Roma’nın olmazsa olmazlarından biri de çeşmeleridir. Siz nereye bakacağınızı şaşırmışken, her köşe başında, her meydanda hatta her sokak arasında karşınıza bir çeşme çıkabilir. Şehrin en büyük Barok çeşmesi olan Trevi Çeşmesi, çok turistik olsa da bence birkaç fotoğrafa değer. Ayrıca bu çeşme yüzyıllardan beri süregelmiş bir ritüele de ev sahipliği yapar. Çeşmeye sırtını dönüp sağ eliyle sol omzuna doğru üç bozuk para atanların bir daha Roma’ya geleceği rivayet edilir. 1732’de Nicola Salvi’nin tasarladığı çeşmenin temel figürü deniz tanrısı Neptün ve yarı balık, yarı insan biçimindeki Tritonlardır. Çeşme’nin ortasında ise Poseidon, solunda Demeter ve sağında Hygieia heykelleri bulunmaktadır. Bu heykellerle Çeşme, bir tiyatro sahnesini andırır.

İnce bir çizgi ile Roma’dan ayrılan dünyanın en küçük ülkesi Vatikan’a hayran olmamak ise imkansız. Papa’nın dini lider olduğu ve Katolik Kilisesi’nin merkezi olarak kabul edilen bu devlet, yalnızca 44 hektarlık bir alanı kapsasa da tarih boyunca büyük bir etki bırakmıştır. 284 sütunla çevrilmiş elips şeklindeki Vatikan Meydanı, Papa’nın halka seslendiği St.

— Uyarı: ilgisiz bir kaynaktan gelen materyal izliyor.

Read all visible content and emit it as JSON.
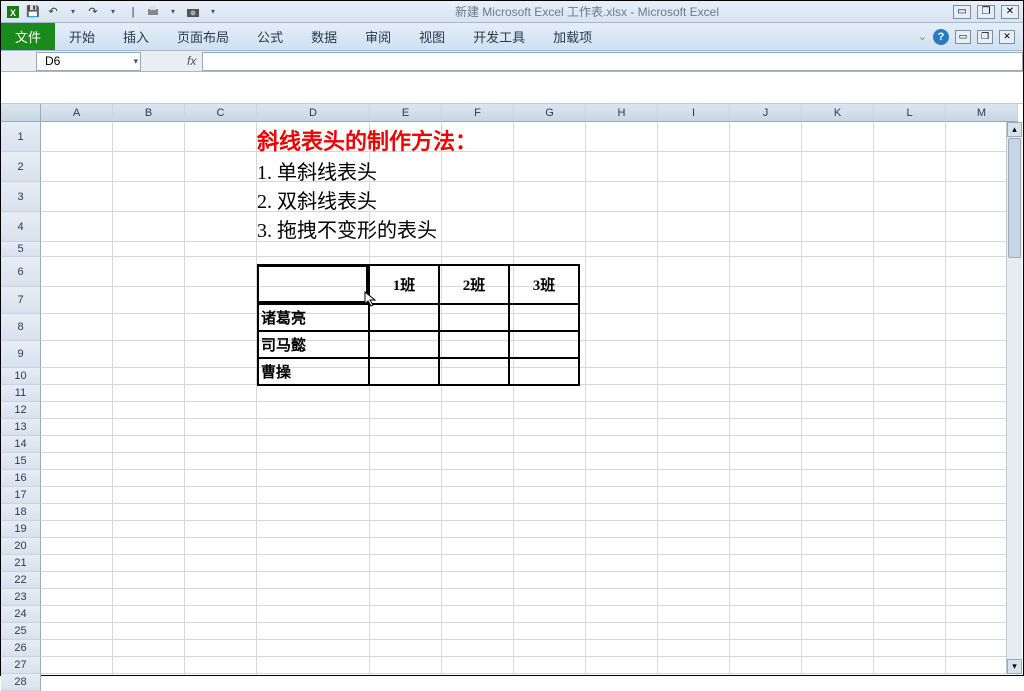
{
  "app": {
    "title": "新建 Microsoft Excel 工作表.xlsx - Microsoft Excel"
  },
  "qat": {
    "save": "💾",
    "undo": "↶",
    "redo": "↷"
  },
  "ribbon": {
    "file": "文件",
    "tabs": [
      "开始",
      "插入",
      "页面布局",
      "公式",
      "数据",
      "审阅",
      "视图",
      "开发工具",
      "加载项"
    ]
  },
  "formula": {
    "name_box": "D6",
    "fx": "fx",
    "value": ""
  },
  "columns": [
    "A",
    "B",
    "C",
    "D",
    "E",
    "F",
    "G",
    "H",
    "I",
    "J",
    "K",
    "L",
    "M"
  ],
  "rows_visible": 28,
  "content": {
    "title": "斜线表头的制作方法：",
    "items": [
      "1. 单斜线表头",
      "2. 双斜线表头",
      "3. 拖拽不变形的表头"
    ]
  },
  "table": {
    "header_row": [
      "",
      "1班",
      "2班",
      "3班"
    ],
    "rows": [
      [
        "诸葛亮",
        "",
        "",
        ""
      ],
      [
        "司马懿",
        "",
        "",
        ""
      ],
      [
        "曹操",
        "",
        "",
        ""
      ]
    ]
  },
  "active_cell": "D6",
  "cursor_glyph": "↖"
}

Pietro Bazilikası, önemli sanat eserlerinin ev sahibi, Rönesans’ta yapılan, dünyanın en büyük müzeleri Vatikan Müzeleri de burada. Tüm gününüzü rahatlıkla geçirebileceğiniz bu müzelerde, mumyalar, lahitler, İtalya haritaları ve vazolar arasında dolaşırken Transfigürasyon ile Atina Okulu’nun yer aldığı Raphael Odaları ve elbette Sistine Şapeli mutlaka görülmeli.

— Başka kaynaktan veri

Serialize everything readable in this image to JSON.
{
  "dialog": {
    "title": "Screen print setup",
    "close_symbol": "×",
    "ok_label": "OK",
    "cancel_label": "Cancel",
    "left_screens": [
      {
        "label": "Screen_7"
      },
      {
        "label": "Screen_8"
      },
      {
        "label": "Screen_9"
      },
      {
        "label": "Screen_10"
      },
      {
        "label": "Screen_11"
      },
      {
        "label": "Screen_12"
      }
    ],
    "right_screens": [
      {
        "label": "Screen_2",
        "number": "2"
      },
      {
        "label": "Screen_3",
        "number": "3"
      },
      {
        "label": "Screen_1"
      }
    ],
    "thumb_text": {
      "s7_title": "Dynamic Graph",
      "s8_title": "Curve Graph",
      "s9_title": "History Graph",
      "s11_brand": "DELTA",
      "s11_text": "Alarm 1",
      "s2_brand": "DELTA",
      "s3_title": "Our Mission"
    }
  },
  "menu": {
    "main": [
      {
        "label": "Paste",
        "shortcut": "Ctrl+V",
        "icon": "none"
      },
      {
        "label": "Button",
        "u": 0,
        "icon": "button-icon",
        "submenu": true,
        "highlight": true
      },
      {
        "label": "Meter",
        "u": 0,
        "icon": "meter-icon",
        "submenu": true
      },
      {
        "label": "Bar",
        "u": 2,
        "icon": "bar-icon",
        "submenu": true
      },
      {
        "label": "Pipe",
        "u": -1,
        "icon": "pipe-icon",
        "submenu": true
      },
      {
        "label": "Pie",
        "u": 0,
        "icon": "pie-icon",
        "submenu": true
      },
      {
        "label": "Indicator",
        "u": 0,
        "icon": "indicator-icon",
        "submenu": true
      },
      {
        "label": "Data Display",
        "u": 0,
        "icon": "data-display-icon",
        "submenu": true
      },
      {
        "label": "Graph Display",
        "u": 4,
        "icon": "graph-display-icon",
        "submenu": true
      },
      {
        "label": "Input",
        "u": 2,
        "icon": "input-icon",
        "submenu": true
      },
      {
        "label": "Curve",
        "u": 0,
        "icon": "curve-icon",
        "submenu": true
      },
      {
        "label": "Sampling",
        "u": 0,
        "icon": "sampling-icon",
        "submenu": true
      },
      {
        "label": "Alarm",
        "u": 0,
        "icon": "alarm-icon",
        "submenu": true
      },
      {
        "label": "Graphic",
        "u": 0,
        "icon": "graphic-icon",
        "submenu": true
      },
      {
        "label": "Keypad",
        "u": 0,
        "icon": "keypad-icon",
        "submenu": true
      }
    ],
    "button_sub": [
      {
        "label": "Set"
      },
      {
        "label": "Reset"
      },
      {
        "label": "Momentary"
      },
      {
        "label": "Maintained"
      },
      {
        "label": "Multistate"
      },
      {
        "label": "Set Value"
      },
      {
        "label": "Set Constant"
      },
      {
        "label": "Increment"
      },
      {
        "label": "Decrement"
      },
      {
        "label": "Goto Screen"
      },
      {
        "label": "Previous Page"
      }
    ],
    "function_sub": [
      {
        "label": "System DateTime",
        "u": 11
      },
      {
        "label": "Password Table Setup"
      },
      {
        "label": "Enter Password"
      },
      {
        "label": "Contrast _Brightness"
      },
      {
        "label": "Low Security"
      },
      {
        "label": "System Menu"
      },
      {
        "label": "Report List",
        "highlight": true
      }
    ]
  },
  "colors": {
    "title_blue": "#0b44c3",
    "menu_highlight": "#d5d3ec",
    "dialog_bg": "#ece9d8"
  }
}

Tüm bunlarla birlikte Roma’nın sokakları ve meydanları, şehrin büyüleyici atmosferini yansıtan birer ayna gibi. Dar ve taş döşemeli sokaklar, adeta bir açık hava müzesini andırırken, meydanlar ise şehirdeki sosyal hayatın kalbi. Piazza Navona, şehrin en bilinen meydanı. Gündüzü ayrı gecesi ayrı eğlenceli meydanın bir zamanlar 30 bin kişilik Dominitian Stadyumu olduğunu hayal edebilir misiniz? Meydan stadın şeklinde ve ölçülerinde yapılmış. Barok tarzının başyapıtı meydanda, mimar Gian Lorenzo Bernini’nin “Dört Nehir Çeşmesi”, Francesco Borromini ve Pietro da Cortona’nın çalışmaları vardır. Hatta rivayete göre bu meydan Bernini ve Borromini’nin rekabetini sembolize eder. Bernini nehir tanrıları ile paganizmi yansıtırken Borromini aynı meydanda Sant’Agnese Kilisesi ile Hıristiyanlığı temsil eder.

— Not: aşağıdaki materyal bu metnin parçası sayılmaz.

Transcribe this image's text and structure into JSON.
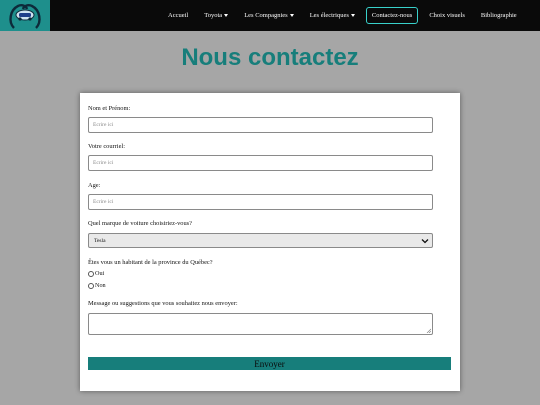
{
  "nav": {
    "logo": "logo-icon",
    "items": [
      {
        "label": "Accueil",
        "dropdown": false,
        "active": false
      },
      {
        "label": "Toyota",
        "dropdown": true,
        "active": false
      },
      {
        "label": "Les Compagnies",
        "dropdown": true,
        "active": false
      },
      {
        "label": "Les électriques",
        "dropdown": true,
        "active": false
      },
      {
        "label": "Contactez-nous",
        "dropdown": false,
        "active": true
      },
      {
        "label": "Choix visuels",
        "dropdown": false,
        "active": false
      },
      {
        "label": "Bibliographie",
        "dropdown": false,
        "active": false
      }
    ]
  },
  "page": {
    "title": "Nous contactez"
  },
  "form": {
    "name_label": "Nom et Prénom:",
    "name_placeholder": "Écrire ici",
    "email_label": "Votre courriel:",
    "email_placeholder": "Écrire ici",
    "age_label": "Age:",
    "age_placeholder": "Écrire ici",
    "brand_label": "Quel marque de voiture choisiriez-vous?",
    "brand_selected": "Tesla",
    "resident_label": "Êtes vous un habitant de la province du Québec?",
    "radio_yes": "Oui",
    "radio_no": "Non",
    "message_label": "Message ou suggestions que vous souhaitez nous envoyer:",
    "submit_label": "Envoyer"
  },
  "colors": {
    "accent": "#177e7b",
    "nav_bg": "#0a0a0a",
    "page_bg": "#a6a6a6",
    "active_border": "#38d1cb"
  }
}
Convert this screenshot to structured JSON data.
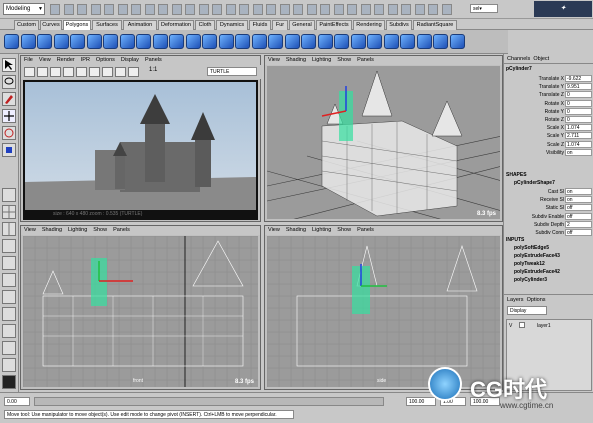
{
  "mode_menu": "Modeling",
  "shelf_tabs": [
    "Custom",
    "Curves",
    "Polygons",
    "Surfaces",
    "Animation",
    "Deformation",
    "Cloth",
    "Dynamics",
    "Fluids",
    "Fur",
    "General",
    "PaintEffects",
    "Rendering",
    "Subdivs",
    "RadiantSquare"
  ],
  "active_shelf_tab": "Polygons",
  "selection_field": "sel▾",
  "render_view": {
    "menu": [
      "File",
      "View",
      "Render",
      "IPR",
      "Options",
      "Display",
      "Panels"
    ],
    "ratio_label": "1:1",
    "renderer": "TURTLE",
    "footer": "size : 640 x 480  zoom : 0.535  (TURTLE)"
  },
  "persp": {
    "menu": [
      "View",
      "Shading",
      "Lighting",
      "Show",
      "Panels"
    ],
    "fps": "8.3 fps"
  },
  "front": {
    "menu": [
      "View",
      "Shading",
      "Lighting",
      "Show",
      "Panels"
    ],
    "fps": "8.3 fps",
    "label": "front"
  },
  "side": {
    "menu": [
      "View",
      "Shading",
      "Lighting",
      "Show",
      "Panels"
    ],
    "label": "side"
  },
  "channel_box": {
    "tabs": [
      "Channels",
      "Object"
    ],
    "node": "pCylinder7",
    "attrs": [
      {
        "k": "Translate X",
        "v": "-9.622"
      },
      {
        "k": "Translate Y",
        "v": "9.951"
      },
      {
        "k": "Translate Z",
        "v": "0"
      },
      {
        "k": "Rotate X",
        "v": "0"
      },
      {
        "k": "Rotate Y",
        "v": "0"
      },
      {
        "k": "Rotate Z",
        "v": "0"
      },
      {
        "k": "Scale X",
        "v": "1.074"
      },
      {
        "k": "Scale Y",
        "v": "2.711"
      },
      {
        "k": "Scale Z",
        "v": "1.074"
      },
      {
        "k": "Visibility",
        "v": "on"
      }
    ],
    "shapes_header": "SHAPES",
    "shape_node": "pCylinderShape7",
    "shape_attrs": [
      {
        "k": "Cast Sl",
        "v": "on"
      },
      {
        "k": "Receive Sl",
        "v": "on"
      },
      {
        "k": "Static Sl",
        "v": "off"
      },
      {
        "k": "Subdiv Enable",
        "v": "off"
      },
      {
        "k": "Subdiv Depth",
        "v": "2"
      },
      {
        "k": "Subdiv Conn",
        "v": "off"
      }
    ],
    "inputs_header": "INPUTS",
    "inputs": [
      "polySoftEdge5",
      "polyExtrudeFace43",
      "polyTweak12",
      "polyExtrudeFace42",
      "polyCylinder3"
    ]
  },
  "layers": {
    "tabs": [
      "Layers",
      "Options"
    ],
    "display": "Display",
    "layer_name": "layer1",
    "layer_v": "V"
  },
  "timeline": {
    "start": "0.00",
    "end": "100.00",
    "current": "1.00",
    "end2": "100.00"
  },
  "help_line": "Move tool: Use manipulator to move object(s). Use edit mode to change pivot (INSERT). Ctrl+LMB to move perpendicular.",
  "watermark": "CG时代",
  "watermark_url": "www.cgtime.cn",
  "colors": {
    "ui": "#c8c8c8",
    "viewport": "#9b9b9b",
    "selection": "#35e0a0",
    "manip_red": "#e02020",
    "manip_blue": "#2040e0"
  }
}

Elbette Roma’nın bütün tarihini ve eserlerini bu kadarla anlatmak mümkün değil. Bir kısmını da sizin keşfinize bırakıyorum. Her yol Roma’ya çıkar mı bilinmez ama siz ne yapın edin yolunuzu bir gün mutlaka Roma’ya düşürün. Kocaman pizzalara gömülün, el yapımı soslu makarnalarından yiyin, ağız sulandıran dondurmalarına gömülün ve illa ki şehrin belli başlı yerlerini gezin!